The types of questions on a self-report inventory can vary widely, depending on a patient’s condition. They might include questions about stress levels, depression, anxiety, or anger, for example. Others may explore personality, cognitive functioning, or neurological health, like whether the patient experiences tremors, difficulty walking, or trouble with fine motor skills. Testing can ask people to answer yes or no to questions, or to rate them on the basis of how often the described symptom occurs.
One issue with a self-report inventory is that a patient may overstate answers to make a situation seem worse than it is, for a variety of reasons. People may fear, for example, that they will not be taken seriously or can’t get access to the best treatment if the case doesn’t seem severe. They might rate events as frequent when they occur less often, or could place a heavy emphasis on questions that seem particularly serious; someone taking a depression self-report inventory might claim that suicidal thoughts are frequent when they are really not, for instance.

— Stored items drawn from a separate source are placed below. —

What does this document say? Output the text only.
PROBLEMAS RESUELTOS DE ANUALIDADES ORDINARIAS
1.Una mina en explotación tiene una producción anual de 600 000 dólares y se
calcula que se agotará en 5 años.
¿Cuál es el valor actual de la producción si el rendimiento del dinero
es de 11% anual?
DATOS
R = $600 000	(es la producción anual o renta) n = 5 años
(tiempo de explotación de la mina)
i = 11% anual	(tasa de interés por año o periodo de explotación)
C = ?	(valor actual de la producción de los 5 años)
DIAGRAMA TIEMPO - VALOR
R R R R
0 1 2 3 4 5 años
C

Understatement can also arise as a flaw with self-report inventories. Patients may want to hide severe symptoms out of fear or a belief that they really aren’t that sick, and thus rank down serious symptoms to play down the seriousness of the situation. The test results might suggest that a patient has a mild problem but not a serious one on the basis of the answers, or that a patient is starting to improve with treatment when this is not the case.
Being aware of the problems with a self-report inventory can allow a medical practitioner to use the test more successfully. In addition to asking the patient to complete the test, the provider might also perform an interview, observe the patient, and take note of behaviors during sessions that might provide clues into the patient’s mental state. All of these data together can provide a complete picture of the client’s personality, mental state, and overall level of health.